Keluarga Napi Keluhkan Praktek Komersialisasi, Intip Dilakukan Kakanwil Ditjenpas Bengkulu
Kakanwil Ditjenpas Bengkulu Haposan Silalahi usai melaksanakan Inspeksi Mendadak di LPP Bengkulu, Sabtu 20 Desember 2025. Sumber Foto: SAPRIAN/RKa --
BENGKULU - Kepala Kantor Wilayah Direktorat Jenderal Pemasyarakatan (Kakanwil Ditjenpas) Bengkulu, Haposan Silalahi, turun langsung melakukan inspeksi mendadak (Sidak) ke Lembaga Pemasyarakatan Perempuan (LPP) Bengkulu pada Sabtu 20 Desember 2025. Kegiatan inspeksi mendadak dalam rangka menyikapi isu yang berkembang terkait dugaan mahalnya harga barang di kantin dan pembatasan keluarga untuk mengirimkan makanan kepada narapidana.
Dalam kunjungan tersebut, Haposan menyisir berbagai fasilitas utama di LPP Bengkulu. Mulai dari pintu utama, kantin, area bimbingan kerja (bimker), blok hunian warga binaan, dapur, hingga sarana pendukung lainnya.
"Kita tidak tinggal diam dan langsung melakukan verifikasi di lapangan usai menerima keluhan tersebut," ujar Haposan.
Tidak hanya melakukan pengecekan fisik, Haposan juga berinteraksi langsung dengan petugas dan warga binaan untuk mendapatkan gambaran kondisi lapas secara menyeluruh.
“Begitu ada informasi yang beredar mengenai harga kantin, kami langsung melakukan pengecekan. Saya memimpin langsung pemeriksaan agar hasilnya objektif dan transparan,” kata Haposan.
Berdasarkan hasil pemeriksaan, Haposan memastikan, harga barang yang dijual di kantin Lapas Perempuan Bengkulu telah sesuai dengan aturan yang berlaku.
“Penetapan harga mengacu pada ketentuan Primer Koperasi Pemasyarakatan dan telah disesuaikan dengan daftar harga dari Induk Koperasi Pemasyarakatan Indonesia (INKOPASINDU),” jelasnya.
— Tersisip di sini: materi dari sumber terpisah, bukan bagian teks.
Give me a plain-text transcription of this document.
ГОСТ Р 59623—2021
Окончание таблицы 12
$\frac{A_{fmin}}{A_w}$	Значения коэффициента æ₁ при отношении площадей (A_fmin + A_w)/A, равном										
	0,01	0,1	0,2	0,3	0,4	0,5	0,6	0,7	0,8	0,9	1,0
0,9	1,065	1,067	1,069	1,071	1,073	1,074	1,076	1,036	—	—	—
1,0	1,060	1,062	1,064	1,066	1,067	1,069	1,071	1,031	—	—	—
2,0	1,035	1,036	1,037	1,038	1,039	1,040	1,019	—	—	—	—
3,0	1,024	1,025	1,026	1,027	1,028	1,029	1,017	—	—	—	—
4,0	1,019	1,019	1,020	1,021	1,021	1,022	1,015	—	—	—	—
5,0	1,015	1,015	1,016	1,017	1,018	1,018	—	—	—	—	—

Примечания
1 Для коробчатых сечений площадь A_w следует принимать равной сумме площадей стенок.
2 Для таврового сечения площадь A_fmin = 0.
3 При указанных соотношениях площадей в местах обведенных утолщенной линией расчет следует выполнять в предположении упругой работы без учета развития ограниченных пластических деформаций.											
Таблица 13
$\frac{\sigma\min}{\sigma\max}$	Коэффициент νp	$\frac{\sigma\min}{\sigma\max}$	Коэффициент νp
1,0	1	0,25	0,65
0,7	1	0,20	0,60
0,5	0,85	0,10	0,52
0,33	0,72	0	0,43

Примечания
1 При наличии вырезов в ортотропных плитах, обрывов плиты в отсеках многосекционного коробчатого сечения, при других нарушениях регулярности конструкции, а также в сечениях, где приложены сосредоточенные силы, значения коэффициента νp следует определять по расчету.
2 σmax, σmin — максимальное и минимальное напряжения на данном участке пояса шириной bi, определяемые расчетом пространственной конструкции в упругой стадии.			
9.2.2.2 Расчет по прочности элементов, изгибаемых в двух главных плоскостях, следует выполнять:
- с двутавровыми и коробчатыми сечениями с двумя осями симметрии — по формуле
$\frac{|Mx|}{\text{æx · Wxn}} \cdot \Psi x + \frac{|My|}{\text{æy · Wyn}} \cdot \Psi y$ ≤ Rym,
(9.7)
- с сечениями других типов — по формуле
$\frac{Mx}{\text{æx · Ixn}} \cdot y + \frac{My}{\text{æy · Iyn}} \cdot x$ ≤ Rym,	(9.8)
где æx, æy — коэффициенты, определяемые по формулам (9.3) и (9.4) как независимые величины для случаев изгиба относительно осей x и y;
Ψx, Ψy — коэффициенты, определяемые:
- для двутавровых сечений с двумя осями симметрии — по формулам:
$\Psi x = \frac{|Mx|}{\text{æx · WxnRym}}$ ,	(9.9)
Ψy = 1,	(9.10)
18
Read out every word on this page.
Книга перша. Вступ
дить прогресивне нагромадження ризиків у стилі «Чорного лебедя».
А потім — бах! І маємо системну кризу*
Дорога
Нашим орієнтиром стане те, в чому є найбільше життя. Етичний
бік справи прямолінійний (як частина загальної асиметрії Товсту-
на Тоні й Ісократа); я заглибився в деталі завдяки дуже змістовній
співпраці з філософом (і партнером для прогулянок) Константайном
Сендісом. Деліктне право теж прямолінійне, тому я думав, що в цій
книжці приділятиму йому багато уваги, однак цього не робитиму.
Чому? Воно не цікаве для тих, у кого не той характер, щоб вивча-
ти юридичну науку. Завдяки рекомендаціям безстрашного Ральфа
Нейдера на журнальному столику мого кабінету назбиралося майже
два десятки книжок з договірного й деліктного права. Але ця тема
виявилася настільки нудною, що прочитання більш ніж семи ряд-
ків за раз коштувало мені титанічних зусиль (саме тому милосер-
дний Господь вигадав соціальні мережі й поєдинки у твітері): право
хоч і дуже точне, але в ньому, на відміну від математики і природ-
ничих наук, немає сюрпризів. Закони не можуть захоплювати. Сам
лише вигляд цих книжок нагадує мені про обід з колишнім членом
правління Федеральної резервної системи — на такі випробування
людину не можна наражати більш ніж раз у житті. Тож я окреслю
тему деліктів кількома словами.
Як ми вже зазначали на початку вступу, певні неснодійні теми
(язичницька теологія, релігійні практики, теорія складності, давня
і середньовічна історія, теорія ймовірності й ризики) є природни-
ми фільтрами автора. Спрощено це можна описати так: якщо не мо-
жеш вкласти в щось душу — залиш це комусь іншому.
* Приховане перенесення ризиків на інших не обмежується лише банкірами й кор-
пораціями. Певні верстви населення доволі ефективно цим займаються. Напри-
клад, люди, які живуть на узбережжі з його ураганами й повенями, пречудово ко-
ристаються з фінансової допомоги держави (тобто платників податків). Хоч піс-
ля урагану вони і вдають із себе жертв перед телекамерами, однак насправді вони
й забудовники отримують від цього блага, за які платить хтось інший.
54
Selain itu, sebagai bahan pembanding dan menjaga objektif, Haposan juga meminta keterangan langsung dari warga binaan, termasuk mereka yang berasal dari luar daerah.
“Dari hasil dialog, warga binaan menyampaikan bahwa harga barang di dalam lapas relatif sama dengan harga di luar, tidak ada selisih yang mencolok,” ungkapnya.
Terkait sistem belanja di kantin, Haposan menegaskan, tidak ada paksaan bagi warga binaan untuk membeli barang tertentu.
“Belanja di kantin bersifat sukarela sesuai kebutuhan masing-masing warga binaan,” katanya.
Seluruh transaksi di kantin Lapas Perempuan Bengkulu, kata Haposan, dilakukan secara non-tunai menggunakan uang elektronik BRIZZI sebagai upaya meningkatkan transparansi dan memudahkan pengawasan.
“Jika saldo belum terisi, Inkopasindo atau pihak lapas memberikan kelonggaran melalui sistem kas bon. Dengan sistem non-tunai, pengawasan transaksi menjadi lebih mudah,” jelasnya.
Selain adanya keluhan soal kantin, Haposan turut melakukan peninjauan terkait kebijakan pembatasan makanan dari luar lapas. Menurutnya, kebijakan tersebut diberlakukan demi menjaga keamanan, kesehatan, dan kenyamanan warga binaan.